Sleep with one eye open. Good luck Mr. Sandman.

(I was at both games of yesterday's doubleheader. Will be back to tell you about the last longest day in the history of Shea Stadium when I'm fully recovered from it.)

3 comments to Billy Don’t Be a Stranger

  • Anonymous

    I admire how much he cares, how well he means and how much he did to close games that for too long had gone uncloseable in these parts.

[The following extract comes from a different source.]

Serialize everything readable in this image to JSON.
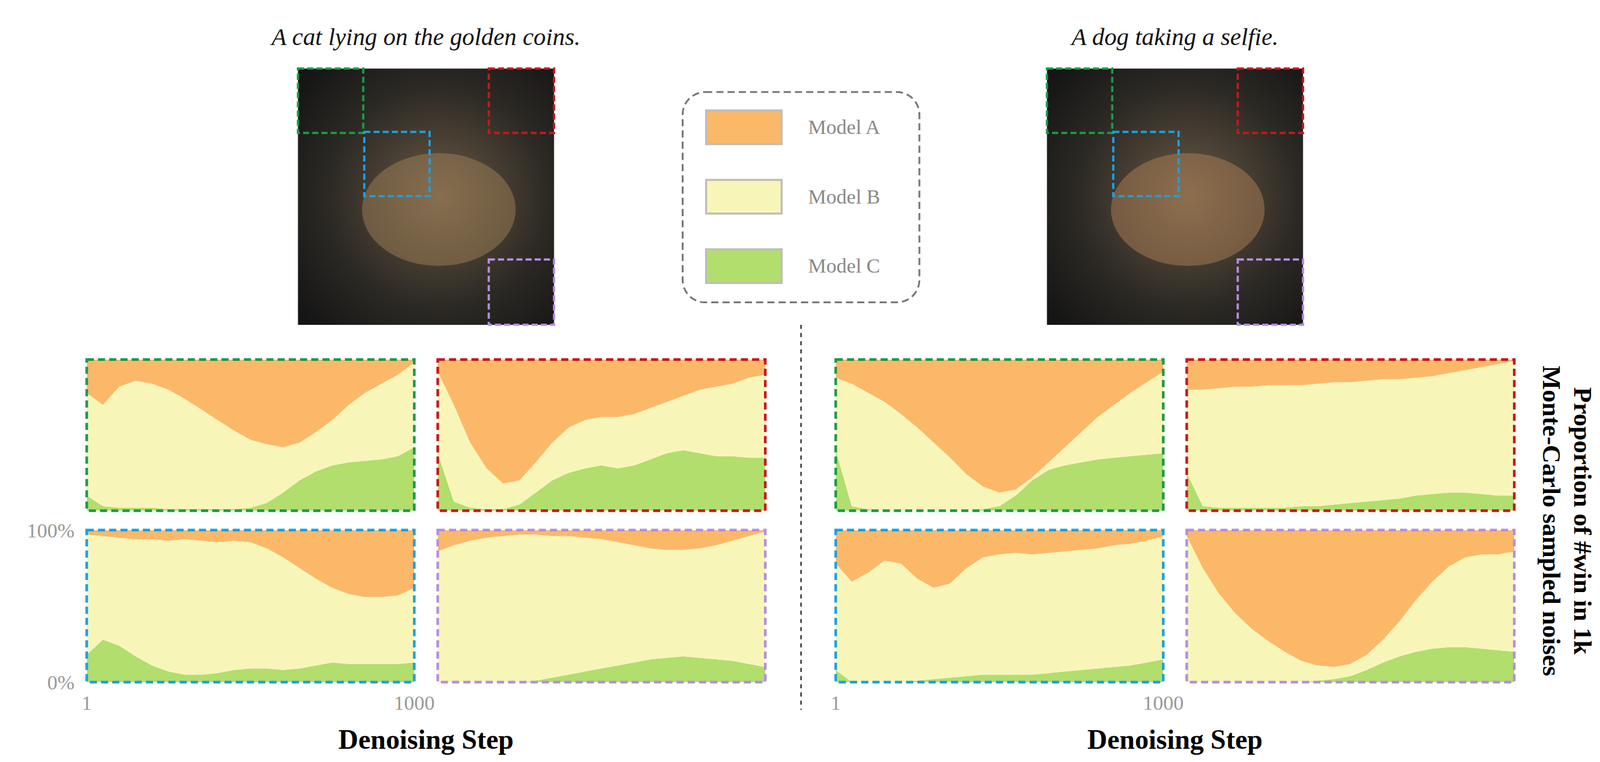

    Well said. I, for one, can't help but feel a little bad for uttering unsavory things the last time he walked off a mound in 2008, and maybe as a Met. Yes, we could've done without some of the BS (the box score BS, not the other kind of BS he was wont to dispense), especially in 10/06 and 9/07. But let's be honest — other than that otherworldly Sandman in the other part of town, who can we have had total confidence in? The closer that does not give you fits is a rare, if non-existent animal. Thanks, Billy, for on the whole, giving us less fits than your predecessors.
    If you told me a month ago that Matt Cassell and Luis Ayala would be on the biggest stages…

  • Anonymous

    Let's see… The Red Sox don't need a closer, the Phillies don't need a closer, and the Yankees don't need a closer… to me, that says the Mets are the easy big-money front-runners for K-Rod. Unfortunately, the front-runners never seem to get the guy, do they?
    I'm looking for Texas or Baltimore or either Chicago (maybe even Milwaukee) to swoop in with a ridiculously over-priced contract to win the K-Rod sweepstakes.
    That is unless the Yankees want to pay him 20 mil-per to setup Rivera for a few seasons. Wouldn't shock anybody, would it?

  • Anonymous

    After Luis Ayala saves Game Seven of the upcoming World Series, we won't even be thinking about K Rod.